Frequently Asked Questions - For Archivists

There are several advantages to backing up or transferring your fanworks.

  • Long-term preservation. Your archive will be maintained and supported even if you lose internet access, interest, or time. Your zines will be preserved for future generations to admire and enjoy.
  • Infrastructure. The OTW is set up to bring in volunteers as well as provide advice and technical help for maintaining and growing your collection or project.
  • Encouraging contributions. Volunteers and contributors are more likely to invest their time and energy in a project when they have a real expectation that their work will be preserved into the future.
  • Financial support in a nonprofit environment. The OTW will never exploit your work or the work of your contributors for individual profit.

While the Archive of Our Own welcomes fanworks of all kinds, our resources for supporting projects that can not be easily integrated to the Archive are limited. While we are open to talking to the maintainer of any fannish project which needs our help, we are not providing general hosting like an ISP. A special project that requires its own server space or other resources will need to be approved by the Board as a special collection before it is brought on.

The maintainer of a collection brought on under Open Doors also has to agree to the Open Doors Terms of Service.

We are happy to help the maintainers of existing archives to transfer the contents of their archives into the Archive of Our Own (AO3).

Currently, we are able to mass import archives that have been built with the Automated Archive software; an e-fiction importer is also in the works. If your archive has been built with other software, please contact us: we may be able to offer a customized solution or other help. Open Doors also assists moderators of smaller archives with manual imports.

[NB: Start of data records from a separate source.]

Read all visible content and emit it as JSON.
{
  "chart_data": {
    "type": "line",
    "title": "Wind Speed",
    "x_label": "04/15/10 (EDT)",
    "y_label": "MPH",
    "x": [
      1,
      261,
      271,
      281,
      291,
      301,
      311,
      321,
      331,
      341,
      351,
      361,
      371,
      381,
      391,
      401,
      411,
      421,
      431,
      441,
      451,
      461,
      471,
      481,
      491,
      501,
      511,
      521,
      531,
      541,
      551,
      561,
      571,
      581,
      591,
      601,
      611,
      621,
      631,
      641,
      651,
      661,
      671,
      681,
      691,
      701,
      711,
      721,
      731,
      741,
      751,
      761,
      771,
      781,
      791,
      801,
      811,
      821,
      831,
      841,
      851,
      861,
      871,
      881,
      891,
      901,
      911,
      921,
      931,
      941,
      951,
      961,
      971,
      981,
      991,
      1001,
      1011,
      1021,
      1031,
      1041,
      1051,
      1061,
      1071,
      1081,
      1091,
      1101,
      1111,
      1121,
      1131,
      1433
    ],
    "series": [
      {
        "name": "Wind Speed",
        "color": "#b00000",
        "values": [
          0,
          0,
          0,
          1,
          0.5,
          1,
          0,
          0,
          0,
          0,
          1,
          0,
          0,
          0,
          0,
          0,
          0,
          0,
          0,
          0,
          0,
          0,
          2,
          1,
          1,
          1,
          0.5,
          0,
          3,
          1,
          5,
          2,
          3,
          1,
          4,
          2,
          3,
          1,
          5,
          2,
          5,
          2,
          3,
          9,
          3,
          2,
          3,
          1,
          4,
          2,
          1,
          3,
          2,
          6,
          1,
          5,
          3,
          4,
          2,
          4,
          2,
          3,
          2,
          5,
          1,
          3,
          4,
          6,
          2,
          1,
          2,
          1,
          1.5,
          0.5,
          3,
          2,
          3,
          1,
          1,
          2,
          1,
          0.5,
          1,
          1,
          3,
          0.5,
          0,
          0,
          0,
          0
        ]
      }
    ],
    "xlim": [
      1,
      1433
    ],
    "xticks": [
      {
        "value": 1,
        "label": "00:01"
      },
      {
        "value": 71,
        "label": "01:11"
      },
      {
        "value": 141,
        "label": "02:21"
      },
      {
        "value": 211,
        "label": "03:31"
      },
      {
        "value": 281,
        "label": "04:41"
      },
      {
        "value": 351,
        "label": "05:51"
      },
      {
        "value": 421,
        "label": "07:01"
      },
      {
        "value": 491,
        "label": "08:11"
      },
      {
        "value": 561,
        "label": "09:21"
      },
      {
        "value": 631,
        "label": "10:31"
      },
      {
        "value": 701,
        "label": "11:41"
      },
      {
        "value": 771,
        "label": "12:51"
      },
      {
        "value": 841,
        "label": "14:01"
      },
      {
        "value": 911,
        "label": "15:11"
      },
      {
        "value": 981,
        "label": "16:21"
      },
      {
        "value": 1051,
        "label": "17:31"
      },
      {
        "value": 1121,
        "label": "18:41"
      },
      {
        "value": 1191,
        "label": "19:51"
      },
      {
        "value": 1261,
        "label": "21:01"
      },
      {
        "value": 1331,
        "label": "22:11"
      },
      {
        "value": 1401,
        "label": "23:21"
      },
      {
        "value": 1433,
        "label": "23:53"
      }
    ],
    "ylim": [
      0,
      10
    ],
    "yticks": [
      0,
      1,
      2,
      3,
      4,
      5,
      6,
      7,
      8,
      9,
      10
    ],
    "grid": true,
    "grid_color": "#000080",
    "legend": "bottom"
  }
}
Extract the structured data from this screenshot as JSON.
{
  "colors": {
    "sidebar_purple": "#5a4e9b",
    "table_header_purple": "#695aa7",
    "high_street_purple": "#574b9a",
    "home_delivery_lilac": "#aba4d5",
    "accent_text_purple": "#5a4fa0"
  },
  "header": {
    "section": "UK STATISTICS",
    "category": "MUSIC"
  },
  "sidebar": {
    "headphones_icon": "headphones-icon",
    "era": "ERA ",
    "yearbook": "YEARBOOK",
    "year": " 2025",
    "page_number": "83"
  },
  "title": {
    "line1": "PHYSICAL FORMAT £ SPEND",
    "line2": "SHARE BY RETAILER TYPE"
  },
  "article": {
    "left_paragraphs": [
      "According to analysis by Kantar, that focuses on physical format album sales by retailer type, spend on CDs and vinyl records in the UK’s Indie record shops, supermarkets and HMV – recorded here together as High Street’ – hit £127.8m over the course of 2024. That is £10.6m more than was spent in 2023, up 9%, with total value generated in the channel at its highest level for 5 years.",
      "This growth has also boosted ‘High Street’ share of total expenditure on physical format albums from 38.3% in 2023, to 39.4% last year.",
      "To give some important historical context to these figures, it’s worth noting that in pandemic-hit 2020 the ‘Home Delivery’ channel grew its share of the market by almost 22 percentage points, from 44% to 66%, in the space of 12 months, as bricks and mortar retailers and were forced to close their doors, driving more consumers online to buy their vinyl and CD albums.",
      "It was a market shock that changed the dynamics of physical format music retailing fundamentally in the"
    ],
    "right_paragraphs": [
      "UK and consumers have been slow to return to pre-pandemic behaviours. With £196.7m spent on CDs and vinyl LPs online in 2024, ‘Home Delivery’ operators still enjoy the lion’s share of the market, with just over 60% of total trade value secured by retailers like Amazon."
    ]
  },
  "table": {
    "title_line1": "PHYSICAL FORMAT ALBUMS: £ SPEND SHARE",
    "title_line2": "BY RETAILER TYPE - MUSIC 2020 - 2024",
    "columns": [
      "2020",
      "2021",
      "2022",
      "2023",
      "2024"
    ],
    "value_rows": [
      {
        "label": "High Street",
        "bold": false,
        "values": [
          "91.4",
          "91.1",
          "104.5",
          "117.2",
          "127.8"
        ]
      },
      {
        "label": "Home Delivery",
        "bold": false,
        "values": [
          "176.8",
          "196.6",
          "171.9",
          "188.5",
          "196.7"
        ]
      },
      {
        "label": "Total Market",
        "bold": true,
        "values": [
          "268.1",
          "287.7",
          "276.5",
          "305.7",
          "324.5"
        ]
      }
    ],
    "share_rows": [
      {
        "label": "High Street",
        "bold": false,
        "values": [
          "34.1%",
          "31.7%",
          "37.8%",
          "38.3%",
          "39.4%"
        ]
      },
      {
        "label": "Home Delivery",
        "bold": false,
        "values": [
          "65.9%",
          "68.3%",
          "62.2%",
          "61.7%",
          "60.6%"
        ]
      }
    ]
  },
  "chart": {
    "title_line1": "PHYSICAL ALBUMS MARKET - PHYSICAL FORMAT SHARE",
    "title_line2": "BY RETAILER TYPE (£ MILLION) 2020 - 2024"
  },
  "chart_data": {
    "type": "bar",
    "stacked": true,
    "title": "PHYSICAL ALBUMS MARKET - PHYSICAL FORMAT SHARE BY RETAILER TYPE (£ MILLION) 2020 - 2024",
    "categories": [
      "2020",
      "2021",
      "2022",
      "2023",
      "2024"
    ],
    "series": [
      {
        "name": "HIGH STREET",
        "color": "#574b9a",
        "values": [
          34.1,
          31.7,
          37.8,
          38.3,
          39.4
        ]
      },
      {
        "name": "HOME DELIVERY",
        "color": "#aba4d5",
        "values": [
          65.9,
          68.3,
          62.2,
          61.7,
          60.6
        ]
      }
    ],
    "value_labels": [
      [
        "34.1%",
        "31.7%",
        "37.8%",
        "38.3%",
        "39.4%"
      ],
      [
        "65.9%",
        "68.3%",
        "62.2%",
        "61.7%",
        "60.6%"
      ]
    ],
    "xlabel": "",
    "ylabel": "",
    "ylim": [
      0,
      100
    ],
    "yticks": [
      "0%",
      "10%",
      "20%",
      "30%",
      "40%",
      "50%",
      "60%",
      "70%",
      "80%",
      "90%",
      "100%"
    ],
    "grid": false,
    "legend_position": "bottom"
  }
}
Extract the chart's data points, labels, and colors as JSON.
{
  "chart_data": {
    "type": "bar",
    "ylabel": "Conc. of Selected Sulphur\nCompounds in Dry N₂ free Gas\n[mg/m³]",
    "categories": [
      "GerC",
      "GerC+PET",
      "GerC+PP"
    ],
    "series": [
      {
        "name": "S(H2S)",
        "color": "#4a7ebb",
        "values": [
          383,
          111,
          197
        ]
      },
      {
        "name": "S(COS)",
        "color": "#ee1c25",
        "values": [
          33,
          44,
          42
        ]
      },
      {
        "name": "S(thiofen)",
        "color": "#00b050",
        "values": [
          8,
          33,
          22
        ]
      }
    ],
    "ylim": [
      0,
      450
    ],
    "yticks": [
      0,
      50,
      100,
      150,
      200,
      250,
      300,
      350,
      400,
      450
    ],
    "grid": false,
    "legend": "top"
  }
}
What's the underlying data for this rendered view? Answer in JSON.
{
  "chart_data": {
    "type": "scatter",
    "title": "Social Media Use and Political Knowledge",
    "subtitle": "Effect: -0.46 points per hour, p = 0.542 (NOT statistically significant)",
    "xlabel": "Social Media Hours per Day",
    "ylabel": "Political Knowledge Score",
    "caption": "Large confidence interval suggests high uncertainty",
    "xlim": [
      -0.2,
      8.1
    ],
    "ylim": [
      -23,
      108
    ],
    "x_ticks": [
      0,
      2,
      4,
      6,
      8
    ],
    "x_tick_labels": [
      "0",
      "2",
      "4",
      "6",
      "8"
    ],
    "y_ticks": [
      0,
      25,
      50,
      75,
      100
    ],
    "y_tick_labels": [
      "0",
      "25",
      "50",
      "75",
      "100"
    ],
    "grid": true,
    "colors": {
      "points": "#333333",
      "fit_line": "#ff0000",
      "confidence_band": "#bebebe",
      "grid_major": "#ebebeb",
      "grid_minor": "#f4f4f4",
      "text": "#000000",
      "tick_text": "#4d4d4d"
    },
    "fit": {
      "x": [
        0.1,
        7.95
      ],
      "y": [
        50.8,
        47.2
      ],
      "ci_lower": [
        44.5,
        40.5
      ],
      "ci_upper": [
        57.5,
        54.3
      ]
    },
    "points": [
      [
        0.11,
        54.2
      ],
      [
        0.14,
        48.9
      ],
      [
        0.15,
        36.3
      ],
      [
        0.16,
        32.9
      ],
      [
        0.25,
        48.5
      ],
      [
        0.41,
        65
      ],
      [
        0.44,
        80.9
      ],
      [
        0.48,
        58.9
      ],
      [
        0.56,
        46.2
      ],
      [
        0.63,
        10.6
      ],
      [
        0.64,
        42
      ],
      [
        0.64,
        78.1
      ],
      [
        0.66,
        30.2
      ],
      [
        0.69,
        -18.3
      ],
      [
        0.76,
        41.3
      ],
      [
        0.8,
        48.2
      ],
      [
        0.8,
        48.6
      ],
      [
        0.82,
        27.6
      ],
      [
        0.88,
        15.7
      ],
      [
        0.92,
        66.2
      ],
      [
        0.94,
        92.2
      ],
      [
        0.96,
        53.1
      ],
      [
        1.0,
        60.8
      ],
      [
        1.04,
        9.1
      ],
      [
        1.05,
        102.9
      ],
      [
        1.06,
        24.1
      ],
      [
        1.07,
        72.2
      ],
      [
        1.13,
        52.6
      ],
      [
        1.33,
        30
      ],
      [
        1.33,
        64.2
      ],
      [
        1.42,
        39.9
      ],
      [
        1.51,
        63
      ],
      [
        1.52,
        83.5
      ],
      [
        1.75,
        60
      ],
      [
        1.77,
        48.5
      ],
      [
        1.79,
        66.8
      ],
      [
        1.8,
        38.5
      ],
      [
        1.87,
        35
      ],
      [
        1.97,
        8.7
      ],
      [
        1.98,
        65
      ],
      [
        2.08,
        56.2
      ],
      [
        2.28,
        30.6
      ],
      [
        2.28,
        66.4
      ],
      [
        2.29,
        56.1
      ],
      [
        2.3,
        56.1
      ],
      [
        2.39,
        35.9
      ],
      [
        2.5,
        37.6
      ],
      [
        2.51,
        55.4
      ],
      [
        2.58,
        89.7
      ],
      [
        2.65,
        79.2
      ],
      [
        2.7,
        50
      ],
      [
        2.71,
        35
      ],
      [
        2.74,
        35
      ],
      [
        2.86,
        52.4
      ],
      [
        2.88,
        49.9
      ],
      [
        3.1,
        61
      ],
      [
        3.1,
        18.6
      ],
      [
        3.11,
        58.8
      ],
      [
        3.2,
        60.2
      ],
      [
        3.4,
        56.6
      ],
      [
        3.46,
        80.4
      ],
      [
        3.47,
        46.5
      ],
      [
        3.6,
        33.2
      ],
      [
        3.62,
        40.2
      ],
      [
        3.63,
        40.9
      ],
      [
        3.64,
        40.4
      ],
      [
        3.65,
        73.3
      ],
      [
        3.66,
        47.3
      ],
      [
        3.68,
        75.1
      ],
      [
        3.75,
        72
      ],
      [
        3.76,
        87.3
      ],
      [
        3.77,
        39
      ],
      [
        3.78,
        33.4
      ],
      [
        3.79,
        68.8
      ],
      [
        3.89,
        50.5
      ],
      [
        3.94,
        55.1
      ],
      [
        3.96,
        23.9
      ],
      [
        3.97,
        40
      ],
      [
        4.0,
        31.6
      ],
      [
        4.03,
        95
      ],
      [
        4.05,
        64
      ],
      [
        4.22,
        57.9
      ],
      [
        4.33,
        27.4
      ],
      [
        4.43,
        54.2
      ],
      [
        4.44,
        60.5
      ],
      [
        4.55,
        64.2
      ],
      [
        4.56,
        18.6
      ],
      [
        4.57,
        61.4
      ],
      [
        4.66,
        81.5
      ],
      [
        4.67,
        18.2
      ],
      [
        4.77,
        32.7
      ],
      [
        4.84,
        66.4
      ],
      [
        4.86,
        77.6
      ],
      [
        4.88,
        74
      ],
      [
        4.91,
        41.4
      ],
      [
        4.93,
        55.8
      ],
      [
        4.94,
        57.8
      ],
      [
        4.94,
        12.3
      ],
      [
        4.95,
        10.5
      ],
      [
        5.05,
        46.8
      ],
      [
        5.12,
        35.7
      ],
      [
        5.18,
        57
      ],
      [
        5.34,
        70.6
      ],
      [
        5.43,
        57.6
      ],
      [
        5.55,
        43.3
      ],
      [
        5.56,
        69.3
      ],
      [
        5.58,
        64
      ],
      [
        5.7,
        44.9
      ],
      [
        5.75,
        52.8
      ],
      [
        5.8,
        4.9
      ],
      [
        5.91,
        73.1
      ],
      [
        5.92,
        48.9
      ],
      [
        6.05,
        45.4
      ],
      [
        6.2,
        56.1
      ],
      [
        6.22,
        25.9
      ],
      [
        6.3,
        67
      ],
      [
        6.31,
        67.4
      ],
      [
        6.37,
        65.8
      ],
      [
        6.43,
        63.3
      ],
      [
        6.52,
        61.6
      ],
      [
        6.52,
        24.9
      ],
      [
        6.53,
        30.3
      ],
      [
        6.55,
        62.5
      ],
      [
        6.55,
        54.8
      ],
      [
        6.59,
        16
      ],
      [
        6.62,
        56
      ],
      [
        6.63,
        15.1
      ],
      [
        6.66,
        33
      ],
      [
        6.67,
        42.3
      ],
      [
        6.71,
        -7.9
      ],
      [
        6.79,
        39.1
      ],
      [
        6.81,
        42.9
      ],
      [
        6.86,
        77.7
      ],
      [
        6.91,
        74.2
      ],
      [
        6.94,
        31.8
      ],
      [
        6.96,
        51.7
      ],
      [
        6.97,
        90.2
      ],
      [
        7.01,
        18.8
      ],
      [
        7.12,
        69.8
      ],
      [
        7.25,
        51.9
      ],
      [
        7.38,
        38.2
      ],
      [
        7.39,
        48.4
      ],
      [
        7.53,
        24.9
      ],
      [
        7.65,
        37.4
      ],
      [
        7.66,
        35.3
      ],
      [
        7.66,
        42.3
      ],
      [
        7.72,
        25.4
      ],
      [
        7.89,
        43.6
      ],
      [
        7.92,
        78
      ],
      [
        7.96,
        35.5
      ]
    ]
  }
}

Archives will be preserved within the AO3 using the Collections feature, and the moderator of the original archive will be invited to moderate the collection within the AO3. If the moderator no longer wishes to be involved with the archive, other arrangements can be made to assure that the archive collection is maintained.

In cases where the original archive site and address are still available, we also may be able to set up automatic redirecting from the original URLs to the new locations in the AO3, preserving existing links, but this can’t be guaranteed. We also welcome maintainers who wish to back up the contents of their archives in the AO3.

Archives that have been integrated into the Archive of Our Own will also be listed in the Open Doors gallery.

Contact Open Doors for access to the archive importer. Please let us know from the outset if you have special needs — for example, if you'd like us to take over maintenance of the old domain, or if your archive contains multimedia content.

In early 2009, Open Doors launched the Fan Culture Preservation Project in conjunction with the Special Collections Department at the University of Iowa Libraries. This project is dedicated to preserving fan artifacts such as letterzines, fanzines, and other non-digital fan works and memorabilia. Contact the Open Doors committee for more information about donating zines or other artifacts of fan culture to the Fan Culture Preservation Project.

You may not have written all the stories, but if you’re the moderator of an archive, you’ve accepted responsibility for keeping them online and accessible. We think that transferring an archive into the AO3 is along the same lines as changing web host or ISP, or installing an updated software package for the archive; it’s like a librarian moving a collection.